Sierpinski Triangles
As I write this, the governor of Alabama has just canceled school for the remainder of the school year.
Looks like I'm going to be spending a lot more time acting as my kids' teacher! At least I'm in the same boat as many of you.
I can already see myself in two weeks, half-mad from being stuck in my house, retreating to the bedroom for a one-person parent teacher conference.
Me: Thank you for taking the time, and I brought some boxes of Kleenex for the class. And I know you're busy, but I just feel like Joel isn't being challenged enough.
Me: I appreciate that, and I want you to know that I am trying to meet the needs of all my students. As you know, I currently am running a multi-age classroom with your son, a 5-year-old, and a toddler.
Me: Yes, I wanted to speak to you about that as well. Our toddler has been throwing her food on the floor. Can't you do something about that at school? You're her teacher.
Me: ...
SCENE
Ok, so maybe I am going a bit stir-crazy already! But I know one thing that reliably calms me down: math art.
How to Draw a Sierpinski Triangle
I am a terrible freehand artist, but I love doing mathematical art. The whole process is about simple rules, precise measurements, and repeating patterns. It's a form of meditation for me.
As a gateway, I wanted to share a drawing that just about any kid can do, to some level of sophistication. I'll give you the general outline and you can adapt it to your kids' abilities.
You'll want a ruler or straightedge, ideally. Start by drawing a big triangle on a piece of paper. The triangle can be any sort, but lots of people start with a classic equilateral triangle.
Then, find the midpoint of each side and mark it on your paper. Again, your kids can eyeball this, or they can use all sorts of informal or formal measuring techniques to find the midpoint. Make that part of the challenge of the project!
Once they've found the midpoints, they connect those to form a smaller triangle inside your original triangle. Now you should see four triangles: three that are facing the same way as your original, and one that appears upside-down. Let's call this "Stage 1"
Now it's time to decorate! Color in that upside-down triangle however you want. Then turn your attention to the three remaining triangles. You know, they really look like smaller versions of the original triangle...
So let's do the same process to each of them. Find the midpoints of their sides and connect them to form smaller triangles. Decorate the upside-down ones to finish Stage 2. Then take the rightside-up triangles and repeat the process! You've made a Sierpinski Triangle.

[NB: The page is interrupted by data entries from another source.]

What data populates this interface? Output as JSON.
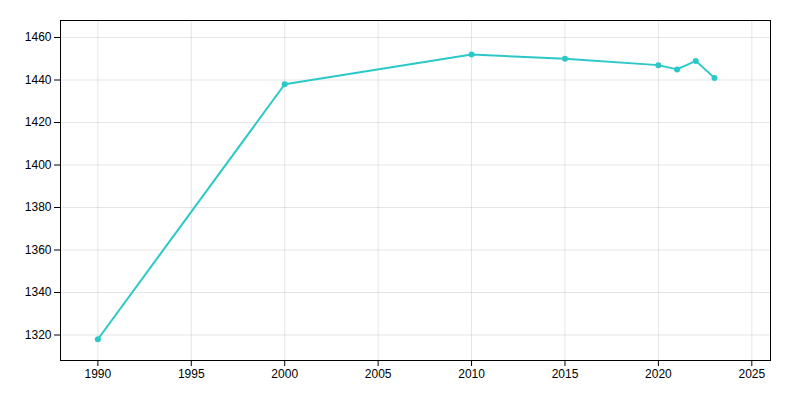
{
  "chart_data": {
    "type": "line",
    "x": [
      1990,
      2000,
      2010,
      2015,
      2020,
      2021,
      2022,
      2023
    ],
    "values": [
      1318,
      1438,
      1452,
      1450,
      1447,
      1445,
      1449,
      1441
    ],
    "color": "#2cc8c8",
    "marker": "circle",
    "xlim": [
      1988,
      2026
    ],
    "ylim": [
      1308,
      1468
    ],
    "xticks": [
      1990,
      1995,
      2000,
      2005,
      2010,
      2015,
      2020,
      2025
    ],
    "yticks": [
      1320,
      1340,
      1360,
      1380,
      1400,
      1420,
      1440,
      1460
    ],
    "grid": true
  }
}
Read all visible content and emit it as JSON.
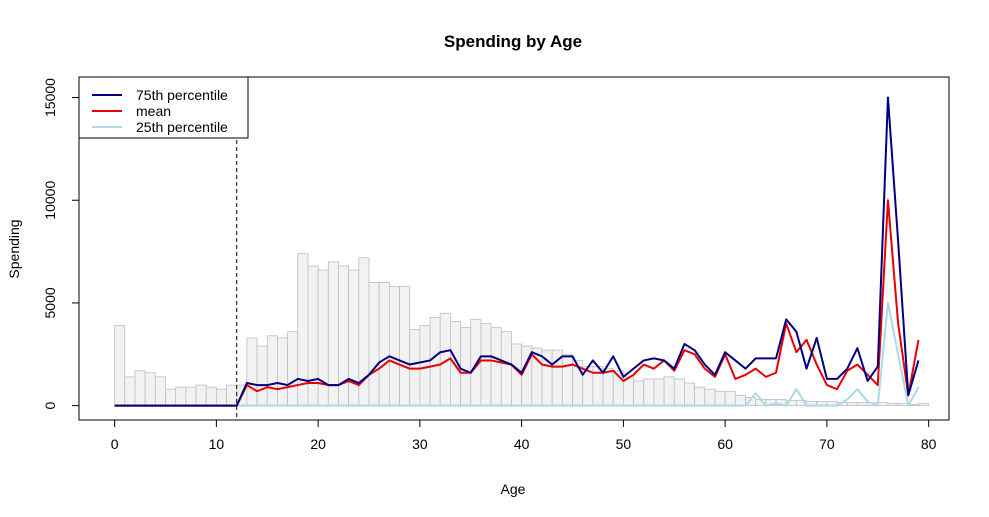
{
  "chart_data": {
    "type": "line",
    "title": "Spending by Age",
    "xlabel": "Age",
    "ylabel": "Spending",
    "xlim": [
      -3.5,
      82
    ],
    "ylim": [
      -700,
      16000
    ],
    "x_ticks": [
      "0",
      "10",
      "20",
      "30",
      "40",
      "50",
      "60",
      "70",
      "80"
    ],
    "y_ticks": [
      "0",
      "5000",
      "10000",
      "15000"
    ],
    "grid": false,
    "legend_position": "top-left",
    "reference_line_x": 12,
    "histogram": {
      "values": [
        3900,
        1400,
        1700,
        1600,
        1400,
        800,
        900,
        900,
        1000,
        900,
        800,
        1000,
        1000,
        3300,
        2900,
        3400,
        3300,
        3600,
        7400,
        6800,
        6600,
        7000,
        6800,
        6600,
        7200,
        6000,
        6000,
        5800,
        5800,
        3700,
        3900,
        4300,
        4500,
        4100,
        3800,
        4200,
        4000,
        3800,
        3600,
        3000,
        2900,
        2800,
        2700,
        2700,
        2500,
        2200,
        1900,
        1900,
        1800,
        1700,
        1400,
        1200,
        1300,
        1300,
        1400,
        1300,
        1100,
        900,
        800,
        700,
        700,
        500,
        400,
        300,
        300,
        300,
        250,
        250,
        200,
        200,
        200,
        150,
        150,
        150,
        150,
        150,
        100,
        100,
        50,
        100
      ],
      "color": "#f2f2f2",
      "border": "#bfbfbf"
    },
    "x": [
      0,
      1,
      2,
      3,
      4,
      5,
      6,
      7,
      8,
      9,
      10,
      11,
      12,
      13,
      14,
      15,
      16,
      17,
      18,
      19,
      20,
      21,
      22,
      23,
      24,
      25,
      26,
      27,
      28,
      29,
      30,
      31,
      32,
      33,
      34,
      35,
      36,
      37,
      38,
      39,
      40,
      41,
      42,
      43,
      44,
      45,
      46,
      47,
      48,
      49,
      50,
      51,
      52,
      53,
      54,
      55,
      56,
      57,
      58,
      59,
      60,
      61,
      62,
      63,
      64,
      65,
      66,
      67,
      68,
      69,
      70,
      71,
      72,
      73,
      74,
      75,
      76,
      77,
      78,
      79
    ],
    "series": [
      {
        "name": "75th percentile",
        "color": "#000080",
        "values": [
          0,
          0,
          0,
          0,
          0,
          0,
          0,
          0,
          0,
          0,
          0,
          0,
          0,
          1100,
          1000,
          1000,
          1100,
          1000,
          1300,
          1200,
          1300,
          1000,
          1000,
          1300,
          1100,
          1500,
          2100,
          2400,
          2200,
          2000,
          2100,
          2200,
          2600,
          2700,
          1800,
          1600,
          2400,
          2400,
          2200,
          2000,
          1600,
          2600,
          2400,
          2000,
          2400,
          2400,
          1500,
          2200,
          1600,
          2400,
          1400,
          1800,
          2200,
          2300,
          2200,
          1800,
          3000,
          2700,
          2000,
          1500,
          2600,
          2200,
          1800,
          2300,
          2300,
          2300,
          4200,
          3600,
          1800,
          3300,
          1300,
          1300,
          1800,
          2800,
          1200,
          1900,
          15000,
          8000,
          500,
          2200
        ]
      },
      {
        "name": "mean",
        "color": "#e60000",
        "values": [
          0,
          0,
          0,
          0,
          0,
          0,
          0,
          0,
          0,
          0,
          0,
          0,
          0,
          1000,
          700,
          900,
          800,
          900,
          1000,
          1100,
          1100,
          1000,
          1000,
          1200,
          1000,
          1500,
          1800,
          2200,
          2000,
          1800,
          1800,
          1900,
          2000,
          2300,
          1600,
          1600,
          2200,
          2200,
          2100,
          2000,
          1500,
          2500,
          2000,
          1900,
          1900,
          2000,
          1800,
          1600,
          1600,
          1700,
          1200,
          1500,
          2000,
          1800,
          2200,
          1700,
          2700,
          2500,
          1800,
          1400,
          2500,
          1300,
          1500,
          1800,
          1400,
          1600,
          4000,
          2600,
          3200,
          2000,
          1000,
          800,
          1700,
          2000,
          1500,
          1000,
          10000,
          4000,
          500,
          3200
        ]
      },
      {
        "name": "25th percentile",
        "color": "#add8e6",
        "values": [
          0,
          0,
          0,
          0,
          0,
          0,
          0,
          0,
          0,
          0,
          0,
          0,
          0,
          0,
          0,
          0,
          0,
          0,
          0,
          0,
          0,
          0,
          0,
          0,
          0,
          0,
          0,
          0,
          0,
          0,
          0,
          0,
          0,
          0,
          0,
          0,
          0,
          0,
          0,
          0,
          0,
          0,
          0,
          0,
          0,
          0,
          0,
          0,
          0,
          0,
          0,
          0,
          0,
          0,
          0,
          0,
          0,
          0,
          0,
          0,
          0,
          0,
          0,
          600,
          0,
          100,
          0,
          800,
          0,
          0,
          0,
          0,
          300,
          800,
          200,
          0,
          5000,
          2500,
          0,
          900
        ]
      }
    ]
  }
}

How long will this take? Well, if you want, it can literally take forever. The Sierpinski triangle is what's known as a fractal: an object that is infinitely similar to itself. Each small section of the Sierpinski triangle looks like a miniature version of the whole thing.
I find that it's fun to decorate each stage differently. This really helps bring out the contrast in the larger and smaller triangles.
There is, of course, a ton to explore in the Sierpinski triangle. I'll just leave you with a few optional questions to explore while you enjoy your weekend:
What changes when you change the shape of the original triangle?
How many uncolored triangles are there after Stage 1? After Stage 2? Stage 3? Stage 10?
What fraction is colored in after Stage 1? After Stage 2? Stage 3? Stage 10?